Question :
I have a badly designed table and to top that number of columns is increasing (~500)because each time a new machine is discovered.(eg: router,adapter windows server etc)..it will store the output of commands which we after discovering that machine which is handled by back-end.
For Example: We discover a docker running in a machine. We will get the containers and image details….saving those as Blueprints and its properties in the table with appropriate columns;
table contains 1 millions records. We frequently do joins because this particular table is our main table. As to normalize the database now is not feasible, Can anybody give a workaround or any suggestions(like partition or sharding).

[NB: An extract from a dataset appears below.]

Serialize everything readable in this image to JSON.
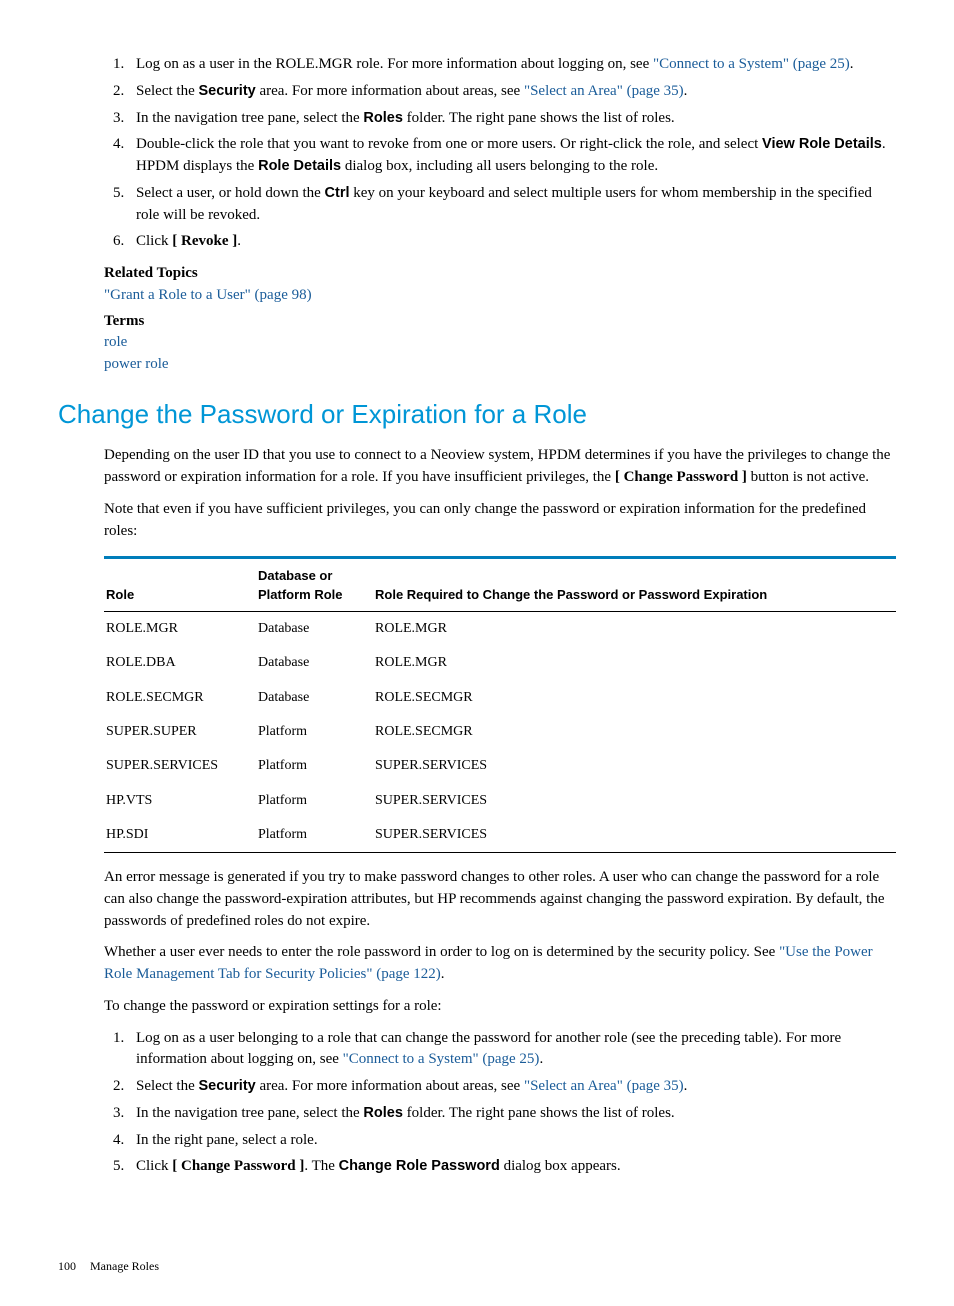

Thanxin advance ..Comment if you need more details
Answer :
I think you should analyze the scenario from a different perspective, because it looks quite likely that (a) continuing to work with the current structure of the table in question might end up being (b) far less feasible than (c) redesigning it at all the corresponding tiers, i.e.:
- the conceptual (modeling and defining [i] the types of things that the table represents and [ii] the respective rules of the business context in which said types of things are involved with [ii] the appropriate precision);
- the logical (reflecting the types of things of interest in a database structure with new normalized elements and accurate data types, and setting up the proper constraints so that the data contained complies with the pertinent business rules); and
- the physical (establishing a proper indexing strategy based on the exact data manipulation tendencies, installing more powerful hardware, perhaps partitioning and sharding, upgrading the network bandwidth, etc.) levels of abstraction.

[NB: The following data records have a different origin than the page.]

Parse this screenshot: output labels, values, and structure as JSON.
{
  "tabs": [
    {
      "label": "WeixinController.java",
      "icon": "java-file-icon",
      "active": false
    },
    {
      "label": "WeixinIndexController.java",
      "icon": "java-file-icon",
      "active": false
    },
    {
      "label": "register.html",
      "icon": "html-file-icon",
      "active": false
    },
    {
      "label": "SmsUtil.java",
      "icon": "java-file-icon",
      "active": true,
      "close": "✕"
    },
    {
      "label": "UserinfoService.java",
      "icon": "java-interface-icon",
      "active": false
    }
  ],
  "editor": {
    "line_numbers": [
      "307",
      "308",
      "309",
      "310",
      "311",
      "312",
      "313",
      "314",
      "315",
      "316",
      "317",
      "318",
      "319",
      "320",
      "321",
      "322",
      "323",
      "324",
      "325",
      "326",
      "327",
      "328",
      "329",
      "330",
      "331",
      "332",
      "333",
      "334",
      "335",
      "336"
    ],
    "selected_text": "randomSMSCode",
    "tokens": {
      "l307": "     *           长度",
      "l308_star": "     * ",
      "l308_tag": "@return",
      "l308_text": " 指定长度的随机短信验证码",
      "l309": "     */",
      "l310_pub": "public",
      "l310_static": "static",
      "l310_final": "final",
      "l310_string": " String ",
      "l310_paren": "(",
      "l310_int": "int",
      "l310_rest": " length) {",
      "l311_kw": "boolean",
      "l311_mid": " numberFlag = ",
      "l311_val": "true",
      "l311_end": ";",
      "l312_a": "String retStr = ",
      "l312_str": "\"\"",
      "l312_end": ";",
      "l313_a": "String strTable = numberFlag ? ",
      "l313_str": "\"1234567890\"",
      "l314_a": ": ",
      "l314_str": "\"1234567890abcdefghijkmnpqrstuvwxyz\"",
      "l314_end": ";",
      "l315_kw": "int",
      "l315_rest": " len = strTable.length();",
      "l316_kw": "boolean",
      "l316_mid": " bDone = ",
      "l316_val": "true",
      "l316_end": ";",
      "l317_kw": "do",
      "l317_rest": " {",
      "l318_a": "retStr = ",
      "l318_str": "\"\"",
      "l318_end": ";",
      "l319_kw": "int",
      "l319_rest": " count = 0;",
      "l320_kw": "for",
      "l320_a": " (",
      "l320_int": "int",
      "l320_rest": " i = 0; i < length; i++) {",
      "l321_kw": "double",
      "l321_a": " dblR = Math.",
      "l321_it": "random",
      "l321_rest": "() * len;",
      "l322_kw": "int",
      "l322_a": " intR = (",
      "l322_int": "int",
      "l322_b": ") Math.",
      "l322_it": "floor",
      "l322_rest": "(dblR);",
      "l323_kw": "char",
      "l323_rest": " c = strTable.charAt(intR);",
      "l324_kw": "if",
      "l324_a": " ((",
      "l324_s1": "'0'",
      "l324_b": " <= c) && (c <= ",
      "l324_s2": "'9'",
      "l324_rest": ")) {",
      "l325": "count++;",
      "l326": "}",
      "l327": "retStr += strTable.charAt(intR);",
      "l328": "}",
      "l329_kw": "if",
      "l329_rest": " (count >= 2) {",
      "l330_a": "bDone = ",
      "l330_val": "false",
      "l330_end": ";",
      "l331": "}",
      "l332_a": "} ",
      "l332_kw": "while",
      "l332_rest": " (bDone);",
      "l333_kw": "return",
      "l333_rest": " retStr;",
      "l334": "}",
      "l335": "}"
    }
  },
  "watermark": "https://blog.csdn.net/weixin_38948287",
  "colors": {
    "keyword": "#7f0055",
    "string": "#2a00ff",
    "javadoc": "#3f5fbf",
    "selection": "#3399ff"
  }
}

Keeping the present table structure (~500 columns!) demands approaching it (manipulation- and administration-wise, etc.) in non-efficient ways, and if you expect that the volume of data will grow considerably then the system will scale very poorly and could become inoperable. It might be much better to employ (1) all the effort devoted to (2) handling this non-optimal situation in (3) a major reorganization.
Of course, there well may be current aspects of the table that can be reused later (e.g., the quite valuable data, which probably needs a clean-up), but I would decidedly consider rearranging—at least partially, at the major hot spots— all the factors mentioned above, instead of putting up workarounds that are in fact palliatives. Better late than never.
You must bite the bullet and do major revamp of the dataset.
500 columns is untenable, and must be part of the revamp. Read this about how not to do it, plus suggestions on using JSON as an alternative. Have a few columns of info that is needed for fetching and filtering; throw most columns into a single JSON column.
Think about what queries you need. This important when deciding on which columns to keep separate and easily handled by MySQL instead of the application.
A million rows is too small for PARTITIONing
or sharding.
You have not described the dataset enough to say whether to have multiple tables (one for containers, one for servers, etc) linked together, and whether there is much opportunity for normalization, etc.
“Vertical partitioning” (two tables with a common PK) may be an option if some subset of the current ‘columns’ are ‘optional’.